Dear Neil: My boyfriend is reluctant to commit to a relationship with me. He would rather both of us date others and keep our options open. But I am now 25, and feel the desire to settle down and start a family. I am sure he loves me. So I tried harder by seducing him a lot and being extra sweet, hoping that would help him make up his mind. But to no avail. So I tried even harder, cooking for him and helping him with his work. Still to no avail. So I tried even harder, telling him I was losing my patience with him and was thinking of ending our relationship. But again to no avail. What can I do to get him to commit to me?
Trying Harder in Connecticut
Dear Trying Harder: Price Pritchett once wrote about this dilemma. “I’m sitting in quiet room at the Milcroft Inn, a peaceful little place hidden back among the pine trees about an hour out of Toronto. It’s just past noon, late July, and I’m listening to the desperate sounds of a life-or-death struggle going on a few feet away. There’s a small fly burning out the last of its short life’s energy in a futile attempt to slide through the glass of the windowpane. The whining wings tell me the poignant story of the fly’s strategy: try harder.
But it’s not working. It is impossible for the fly to try hard enough to succeed in breaking through the glass. This fly is doomed. It will die there on the windowsill.
Across the room, ten steps away, the door is open. Ten seconds of flying time and this small creature could reach the outside world it seeks. With only a fraction of the effort being wasted, it could be free of this self-imposed trap. It would be so easy.
Why doesn’t the fly try another approach? Something dramatically different. How did it get so locked in that this particular route and determined effort offered the most promise for success?
Trying harder isn’t necessarily the solution to achieving more.
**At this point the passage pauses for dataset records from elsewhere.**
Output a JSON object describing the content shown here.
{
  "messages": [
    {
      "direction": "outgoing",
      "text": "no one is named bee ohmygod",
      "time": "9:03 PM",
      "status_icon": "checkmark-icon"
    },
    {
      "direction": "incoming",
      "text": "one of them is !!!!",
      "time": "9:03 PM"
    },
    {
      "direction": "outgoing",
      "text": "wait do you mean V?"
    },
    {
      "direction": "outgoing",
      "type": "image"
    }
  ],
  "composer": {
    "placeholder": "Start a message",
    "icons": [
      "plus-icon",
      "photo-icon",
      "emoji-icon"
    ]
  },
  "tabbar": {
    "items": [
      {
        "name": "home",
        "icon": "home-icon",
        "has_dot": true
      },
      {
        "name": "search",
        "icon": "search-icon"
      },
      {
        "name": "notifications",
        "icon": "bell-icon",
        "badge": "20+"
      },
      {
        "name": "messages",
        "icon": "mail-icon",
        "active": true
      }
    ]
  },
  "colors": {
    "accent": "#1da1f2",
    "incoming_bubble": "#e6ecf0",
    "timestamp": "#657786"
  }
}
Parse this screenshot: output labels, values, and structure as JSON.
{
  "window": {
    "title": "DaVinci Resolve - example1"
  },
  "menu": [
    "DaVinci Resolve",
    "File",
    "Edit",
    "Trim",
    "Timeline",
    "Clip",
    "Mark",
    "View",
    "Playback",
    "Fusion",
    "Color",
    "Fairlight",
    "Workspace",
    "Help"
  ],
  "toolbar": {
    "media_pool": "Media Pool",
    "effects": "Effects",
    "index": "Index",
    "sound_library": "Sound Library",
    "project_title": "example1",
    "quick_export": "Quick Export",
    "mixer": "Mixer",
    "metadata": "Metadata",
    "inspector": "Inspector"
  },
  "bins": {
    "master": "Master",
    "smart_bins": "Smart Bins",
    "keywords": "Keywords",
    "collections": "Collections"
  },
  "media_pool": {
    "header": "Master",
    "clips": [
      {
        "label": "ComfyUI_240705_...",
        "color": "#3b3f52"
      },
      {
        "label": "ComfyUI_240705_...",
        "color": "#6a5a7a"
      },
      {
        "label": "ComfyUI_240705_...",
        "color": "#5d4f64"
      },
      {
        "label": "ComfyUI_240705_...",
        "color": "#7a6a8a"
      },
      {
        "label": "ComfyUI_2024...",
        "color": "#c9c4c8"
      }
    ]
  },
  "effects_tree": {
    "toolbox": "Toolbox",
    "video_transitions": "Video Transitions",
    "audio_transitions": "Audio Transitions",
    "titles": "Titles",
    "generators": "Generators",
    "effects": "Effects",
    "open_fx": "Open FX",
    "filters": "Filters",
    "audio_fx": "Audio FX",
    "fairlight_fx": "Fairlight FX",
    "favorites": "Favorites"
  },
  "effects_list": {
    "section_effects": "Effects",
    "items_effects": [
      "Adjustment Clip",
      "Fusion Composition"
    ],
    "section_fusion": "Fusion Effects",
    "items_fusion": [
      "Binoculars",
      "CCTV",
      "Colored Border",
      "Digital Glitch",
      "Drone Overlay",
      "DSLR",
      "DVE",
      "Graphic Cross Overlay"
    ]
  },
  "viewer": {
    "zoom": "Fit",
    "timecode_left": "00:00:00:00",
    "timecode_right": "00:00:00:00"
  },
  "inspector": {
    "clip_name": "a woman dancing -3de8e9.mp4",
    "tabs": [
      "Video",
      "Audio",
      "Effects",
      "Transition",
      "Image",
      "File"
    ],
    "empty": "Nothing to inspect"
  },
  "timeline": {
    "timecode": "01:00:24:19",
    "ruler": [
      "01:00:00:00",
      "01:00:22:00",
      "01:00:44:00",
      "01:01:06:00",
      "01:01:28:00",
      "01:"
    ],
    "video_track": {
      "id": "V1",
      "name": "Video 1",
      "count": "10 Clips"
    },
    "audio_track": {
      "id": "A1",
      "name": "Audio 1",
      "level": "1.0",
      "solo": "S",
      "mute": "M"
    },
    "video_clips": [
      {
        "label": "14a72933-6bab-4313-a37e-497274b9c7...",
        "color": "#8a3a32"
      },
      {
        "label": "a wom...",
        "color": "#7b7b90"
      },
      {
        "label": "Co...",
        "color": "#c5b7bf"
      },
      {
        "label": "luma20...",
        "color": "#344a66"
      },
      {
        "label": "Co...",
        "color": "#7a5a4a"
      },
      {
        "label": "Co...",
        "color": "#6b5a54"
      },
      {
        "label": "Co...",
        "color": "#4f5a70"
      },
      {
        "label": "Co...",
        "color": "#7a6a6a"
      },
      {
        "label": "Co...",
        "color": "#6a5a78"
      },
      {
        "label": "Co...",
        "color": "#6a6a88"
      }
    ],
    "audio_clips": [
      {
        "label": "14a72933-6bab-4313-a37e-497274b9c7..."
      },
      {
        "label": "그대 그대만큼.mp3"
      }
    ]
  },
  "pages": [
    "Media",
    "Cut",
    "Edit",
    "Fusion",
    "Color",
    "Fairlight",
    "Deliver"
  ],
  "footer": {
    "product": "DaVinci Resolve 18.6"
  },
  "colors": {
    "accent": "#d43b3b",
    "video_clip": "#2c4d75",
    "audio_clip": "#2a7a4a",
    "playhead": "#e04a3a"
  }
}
It may not offer any real promise for getting what you want out of life. Sometimes, in fact, it’s a big part of the problem. If you stake your hopes for a breakthrough on trying harder to ever, you may kill your chances for success.”
Could I suggest that you quit trying harder—and instead try something different with your boyfriend? Ask him to talk about his fears about settling down and committing to you. Invite him to explore with you what’s in his way. Is he unsure of you? Why? Is he unsure of himself? Of his ability to be faithful? Does he feel threatened by your desire to have a family? Does he himself want a family also? What needs to happen in order for him to be more “ready?”
Look carefully at your goals, at what you want here. If your boyfriend can’t or won’t commit to a future with you, you have more choices out there than just him.